I Am On a Mission, If It Kills Me I Will Effect Change

        I was MIA last week because I attended the AFCC conference in Denver, Colorado last week.  For those of you who are not familiar, the AFCC (Association for Family and Conciliation Courts) is a worldwide organization comprised of all professionals that work with families in custody, visitation, abuse or divorce matters.  Specifically, the members of the organization are psychologists, therapists, social workers, attorneys, judges, parent coordinators, parent educations and anyone else who has anything to do with providing services to families in conflict.  I attended the conference for several reasons, of course the main one being my profession, that had everything to do with the mission that I have been on for the past few years.  And although I learned a lot, the theme of this year’s conference was addressing “parental alienation“, most of what I learned had nothing to do with the theme. 

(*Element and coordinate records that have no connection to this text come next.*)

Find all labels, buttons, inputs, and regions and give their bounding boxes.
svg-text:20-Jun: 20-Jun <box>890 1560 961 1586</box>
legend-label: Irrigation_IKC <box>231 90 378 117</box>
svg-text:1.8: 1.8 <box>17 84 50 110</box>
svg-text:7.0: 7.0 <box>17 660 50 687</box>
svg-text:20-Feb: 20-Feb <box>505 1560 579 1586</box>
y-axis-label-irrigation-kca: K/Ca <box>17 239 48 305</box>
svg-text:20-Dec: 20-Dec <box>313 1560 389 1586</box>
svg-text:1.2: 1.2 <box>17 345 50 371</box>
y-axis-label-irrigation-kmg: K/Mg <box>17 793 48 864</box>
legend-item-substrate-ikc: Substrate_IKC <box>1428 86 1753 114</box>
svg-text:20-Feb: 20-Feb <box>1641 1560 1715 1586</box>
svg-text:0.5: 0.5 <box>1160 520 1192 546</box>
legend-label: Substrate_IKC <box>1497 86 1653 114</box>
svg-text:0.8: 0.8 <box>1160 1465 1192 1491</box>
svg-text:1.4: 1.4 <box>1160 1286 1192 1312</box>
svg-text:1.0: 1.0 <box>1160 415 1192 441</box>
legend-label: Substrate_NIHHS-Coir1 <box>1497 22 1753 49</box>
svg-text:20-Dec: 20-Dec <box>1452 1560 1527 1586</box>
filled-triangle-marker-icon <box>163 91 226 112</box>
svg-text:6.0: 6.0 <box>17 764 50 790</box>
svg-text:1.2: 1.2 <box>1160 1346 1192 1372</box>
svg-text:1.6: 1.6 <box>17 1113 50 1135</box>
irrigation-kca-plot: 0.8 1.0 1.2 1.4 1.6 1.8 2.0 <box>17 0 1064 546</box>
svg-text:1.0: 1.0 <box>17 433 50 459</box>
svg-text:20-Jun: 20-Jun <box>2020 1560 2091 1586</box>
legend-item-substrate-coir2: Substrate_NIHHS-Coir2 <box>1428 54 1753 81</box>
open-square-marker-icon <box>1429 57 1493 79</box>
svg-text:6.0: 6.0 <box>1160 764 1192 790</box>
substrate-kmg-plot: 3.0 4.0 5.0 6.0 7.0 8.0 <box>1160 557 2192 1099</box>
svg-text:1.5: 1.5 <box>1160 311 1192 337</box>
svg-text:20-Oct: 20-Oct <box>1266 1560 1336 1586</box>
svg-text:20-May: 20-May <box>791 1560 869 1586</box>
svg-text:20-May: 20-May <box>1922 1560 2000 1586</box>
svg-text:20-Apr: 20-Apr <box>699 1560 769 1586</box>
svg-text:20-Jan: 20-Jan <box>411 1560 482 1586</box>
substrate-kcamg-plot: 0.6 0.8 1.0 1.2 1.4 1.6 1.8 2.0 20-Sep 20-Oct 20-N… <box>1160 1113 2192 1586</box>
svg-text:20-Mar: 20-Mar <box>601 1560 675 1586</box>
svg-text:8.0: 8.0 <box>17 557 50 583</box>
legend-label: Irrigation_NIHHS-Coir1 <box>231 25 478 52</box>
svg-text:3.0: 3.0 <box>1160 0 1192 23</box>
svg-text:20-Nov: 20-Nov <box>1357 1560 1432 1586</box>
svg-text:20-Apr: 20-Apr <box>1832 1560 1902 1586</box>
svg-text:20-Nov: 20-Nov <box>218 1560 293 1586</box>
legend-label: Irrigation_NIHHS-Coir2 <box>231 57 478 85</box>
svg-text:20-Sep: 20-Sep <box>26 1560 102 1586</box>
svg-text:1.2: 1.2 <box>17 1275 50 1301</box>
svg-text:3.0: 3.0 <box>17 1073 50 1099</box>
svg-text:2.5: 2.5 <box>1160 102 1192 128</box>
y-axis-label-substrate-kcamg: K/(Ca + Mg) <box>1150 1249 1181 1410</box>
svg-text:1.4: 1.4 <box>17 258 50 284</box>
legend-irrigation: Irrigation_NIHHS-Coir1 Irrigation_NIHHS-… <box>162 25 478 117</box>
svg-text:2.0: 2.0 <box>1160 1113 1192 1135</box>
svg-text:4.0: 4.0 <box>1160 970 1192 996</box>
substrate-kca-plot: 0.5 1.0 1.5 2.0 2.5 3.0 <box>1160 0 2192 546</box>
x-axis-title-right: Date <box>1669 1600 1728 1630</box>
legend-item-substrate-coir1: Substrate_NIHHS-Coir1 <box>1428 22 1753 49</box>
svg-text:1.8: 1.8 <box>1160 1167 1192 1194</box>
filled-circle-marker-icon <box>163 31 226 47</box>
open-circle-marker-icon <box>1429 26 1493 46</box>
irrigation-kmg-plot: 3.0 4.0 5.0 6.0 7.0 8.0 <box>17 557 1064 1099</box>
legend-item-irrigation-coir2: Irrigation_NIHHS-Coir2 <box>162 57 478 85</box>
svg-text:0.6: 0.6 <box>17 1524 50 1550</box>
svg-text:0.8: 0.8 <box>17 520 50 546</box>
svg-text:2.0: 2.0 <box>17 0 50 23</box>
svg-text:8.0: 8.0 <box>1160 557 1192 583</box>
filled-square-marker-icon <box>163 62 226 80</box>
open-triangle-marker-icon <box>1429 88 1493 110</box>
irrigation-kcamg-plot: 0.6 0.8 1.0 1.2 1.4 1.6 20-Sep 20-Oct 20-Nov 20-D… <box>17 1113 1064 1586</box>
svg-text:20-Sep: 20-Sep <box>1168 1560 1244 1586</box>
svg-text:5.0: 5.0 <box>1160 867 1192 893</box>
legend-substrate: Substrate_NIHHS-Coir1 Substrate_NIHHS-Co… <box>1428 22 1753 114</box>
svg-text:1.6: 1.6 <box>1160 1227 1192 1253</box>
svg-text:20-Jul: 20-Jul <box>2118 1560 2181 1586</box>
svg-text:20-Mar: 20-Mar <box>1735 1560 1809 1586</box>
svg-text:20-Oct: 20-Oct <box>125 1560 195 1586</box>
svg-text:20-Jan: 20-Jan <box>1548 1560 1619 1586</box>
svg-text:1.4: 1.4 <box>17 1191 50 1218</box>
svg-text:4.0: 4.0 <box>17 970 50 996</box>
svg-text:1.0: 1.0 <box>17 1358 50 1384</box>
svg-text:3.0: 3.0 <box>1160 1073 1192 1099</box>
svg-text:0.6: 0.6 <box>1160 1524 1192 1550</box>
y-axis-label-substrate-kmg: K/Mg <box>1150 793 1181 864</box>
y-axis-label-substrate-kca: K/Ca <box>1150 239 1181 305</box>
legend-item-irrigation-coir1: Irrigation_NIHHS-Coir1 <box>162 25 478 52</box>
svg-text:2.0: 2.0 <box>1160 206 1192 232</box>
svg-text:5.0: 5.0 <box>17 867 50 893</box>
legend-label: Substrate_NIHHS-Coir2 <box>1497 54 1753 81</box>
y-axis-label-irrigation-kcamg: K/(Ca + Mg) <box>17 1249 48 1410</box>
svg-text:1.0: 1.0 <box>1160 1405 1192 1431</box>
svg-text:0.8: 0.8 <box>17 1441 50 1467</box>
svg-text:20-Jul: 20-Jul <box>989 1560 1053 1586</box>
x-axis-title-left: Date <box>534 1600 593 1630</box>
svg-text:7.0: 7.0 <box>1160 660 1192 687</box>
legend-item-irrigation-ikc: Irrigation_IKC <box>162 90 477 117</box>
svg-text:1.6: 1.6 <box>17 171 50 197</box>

        You see one thing is very clear, though this was no epiphany for me, White families and Black families have very different core issues that impacts them.   I emphasize “core” because although money, health, conflict, etc. matters are ubiquitous amongst the races, the basis or impetus for our issues vary drastically from those of our White counterparts.  Let me give you an example,  in many of the workshops that were presented, which all had something to do with parents who deliberately and maliciously brainwash their children against their non-custodial parent which is typically the father, all of the speakers centered their discussions on the presumption that only divorced or separating parents have children and therefore alienate them.   The whole time I am there, I am wondering if anyone, ANYONE, will highlight, mention or even state in passing that children are a product of never married parents also and they too are alienated.   So I am baffled because I was also thinking, on the one hand these are some of the same experts who are quick to assert that the number of children born to unmarried parents have surged since the 90’s, paying special attention to the fact that Blacks comprise a huge percentage of that group.  While on the other hand, they seemed to oblivious to this fact, almost convincing us that we are all equal in their eyes.  Now many of us will more likely struggle to see the optimism in this quagmire.  It is no coincidence, nor unconscious oversight, that out-of-wedlock children, specifically Blacks, were not included.   Not by a long shot, it was an intentional objective of this group to only address how the White population is affected by this pernicious behavior, all  in an effort to find favorable resolutions to all that ails them.

        But I did not let that dissuade me, not at all.  On the contrary, I am more determined to pursue my mission and ensure that each one of us do our part.  We just have to take an approach that is tailored to our needs.   The African American Healthy Marriage Initiative (“AAHMI”) is having their 5th Annual “Research to Practice” conference at Hampton University this month and I am certain to attend.  (Go to aahmi.net for the details.) This conference is sponsored by the Administration for Children and Families and aims to encourage more research on issues germane to the Black family.   So if any of you feel where I am coming from, you should make it your business to attend.   If they don’t want to provide answers or solutions for us, then we should take the initiative and do it for ourselves, the future of our community depends on it.